|
Data Warehousing Guidelines for DB2
by
Craig S. Mullins
More and more organizations are building their data warehouses using DB2 for
OS/390 because of the scalability, reliability, and robust architecture that it
provides. You can use the following guidelines as rules of thumb when you're
designing, implementing, and using your DB2-based data warehouse. Some of the
advice is platform-independent and useful regardless of the DBMS being used to
build your data warehouse. However, the guidelines were written with DB2 for
OS/390 specifically in mind.
Do Not Implement a Data Warehouse as a Panacea
Many data warehouse development projects begin with "pie in the sky"
expectations. One of the biggest problems with a data warehouse project is a
situation in which the data warehouse is viewed as a "magic bullet"
that will solve all of management's information problems.
To alleviate these types of problems, you should manage expectations by securing
an executive sponsor, limiting the scope of the project, and implementing the
data warehouse in stages (or possibly by implementing multiple data marts for
each department).
Do Not Become 100% Technology-Focused
When you're developing a data warehouse, be sure to include tools, people, and
methods in your warehouse blueprint. Too often, the focus is solely on the
technology and tools aspect. To be successful, a data warehouse project requires
more than just sound technology. You need careful planning and implementation
(methods) as well as a means to learn from the efforts of others (people)
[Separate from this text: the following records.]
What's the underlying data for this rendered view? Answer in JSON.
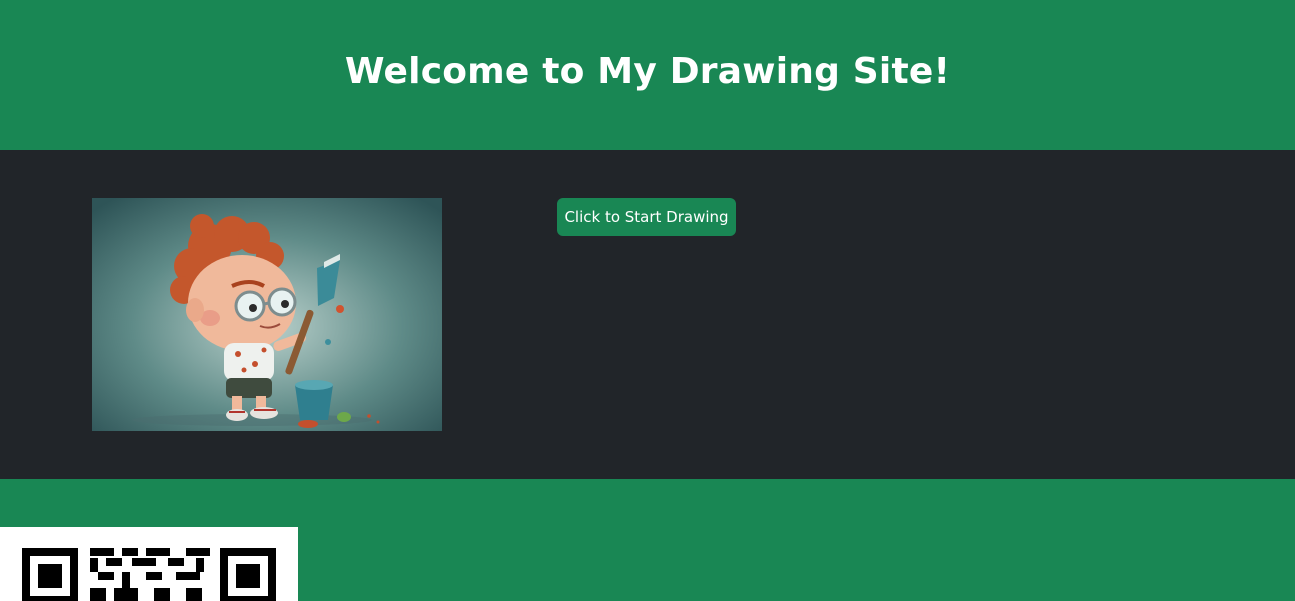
{
  "header": {
    "title": "Welcome to My Drawing Site!"
  },
  "main": {
    "image": {
      "icon": "child-painter-illustration"
    },
    "start_button_label": "Click to Start Drawing"
  },
  "footer": {
    "qr": {
      "icon": "qr-code"
    }
  },
  "colors": {
    "brand_green": "#198754",
    "dark_background": "#212529",
    "white": "#ffffff"
  }
}
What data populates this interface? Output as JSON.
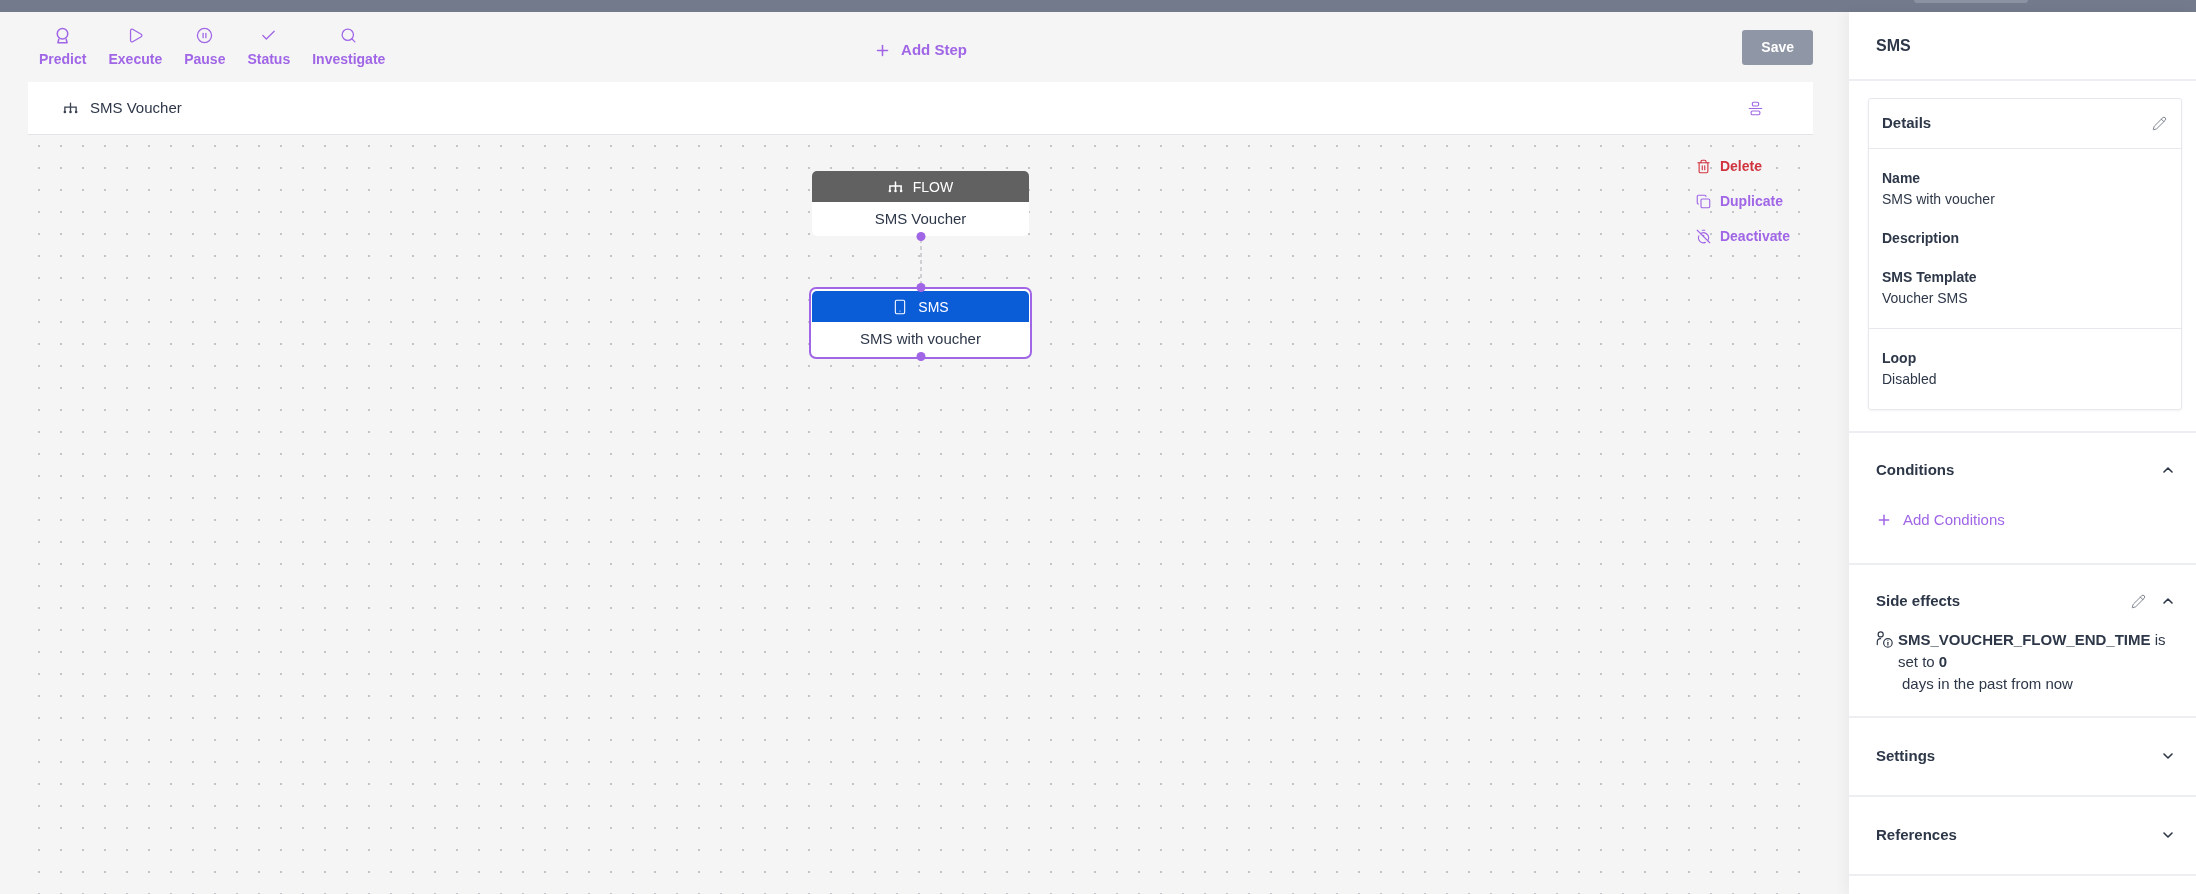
{
  "toolbar": {
    "actions": [
      {
        "kind": "predict",
        "label": "Predict"
      },
      {
        "kind": "execute",
        "label": "Execute"
      },
      {
        "kind": "pause",
        "label": "Pause"
      },
      {
        "kind": "status",
        "label": "Status"
      },
      {
        "kind": "investigate",
        "label": "Investigate"
      }
    ],
    "add_step": "Add Step",
    "save": "Save"
  },
  "canvas": {
    "title": "SMS Voucher",
    "actions": [
      {
        "kind": "delete",
        "label": "Delete"
      },
      {
        "kind": "duplicate",
        "label": "Duplicate"
      },
      {
        "kind": "deactivate",
        "label": "Deactivate"
      }
    ],
    "nodes": [
      {
        "kind": "flow",
        "type_label": "FLOW",
        "title": "SMS Voucher",
        "selected": false
      },
      {
        "kind": "sms",
        "type_label": "SMS",
        "title": "SMS with voucher",
        "selected": true
      }
    ]
  },
  "panel": {
    "title": "SMS",
    "details": {
      "title": "Details",
      "groups": [
        {
          "fields": [
            {
              "label": "Name",
              "value": "SMS with voucher"
            },
            {
              "label": "Description"
            },
            {
              "label": "SMS Template",
              "value": "Voucher SMS"
            }
          ]
        },
        {
          "fields": [
            {
              "label": "Loop",
              "value": "Disabled"
            }
          ]
        }
      ]
    },
    "sections": [
      {
        "kind": "conditions",
        "title": "Conditions",
        "expanded": true,
        "add_label": "Add Conditions"
      },
      {
        "kind": "side_effects",
        "title": "Side effects",
        "expanded": true,
        "effects": [
          {
            "text": "**SMS_VOUCHER_FLOW_END_TIME** is set to **0**",
            "suffix": "days in the past from now"
          }
        ]
      },
      {
        "kind": "settings",
        "title": "Settings",
        "expanded": false
      },
      {
        "kind": "references",
        "title": "References",
        "expanded": false
      }
    ]
  }
}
through mentoring, consulting, education, seminars, and user groups.
Do Not Mix Operational Needs into the Data Warehouse Project
When a data warehousing project is first initiated, it may have a mixture of
operational and analytical/informational objectives. This mixture is a recipe
for disaster. Redefine the project to concentrate on non-operational,
informational needs only. The primary reason for the existence of the data
warehouse in the first place is to segregate operational processing from
reporting.
Ensure Read-Only Data
Create the data warehouse as a decision support vehicle. The data should be
periodically updated and summarized. If your design calls for a data warehouse
in which all the data is modified immediately as it is changed in production,
you need to rethink your data warehouse design.
Consider starting DB2 data warehouse databases as ACCESS(RO) to ensure read-only
access. Doing so has the additional effect of eliminating locking on the
read-only databases. When the data warehouse is refreshed, the databases have to
be restarted in read/write mode.
Consider Using Dirty Reads
Because data warehouses are read only in nature, locking is not truly required.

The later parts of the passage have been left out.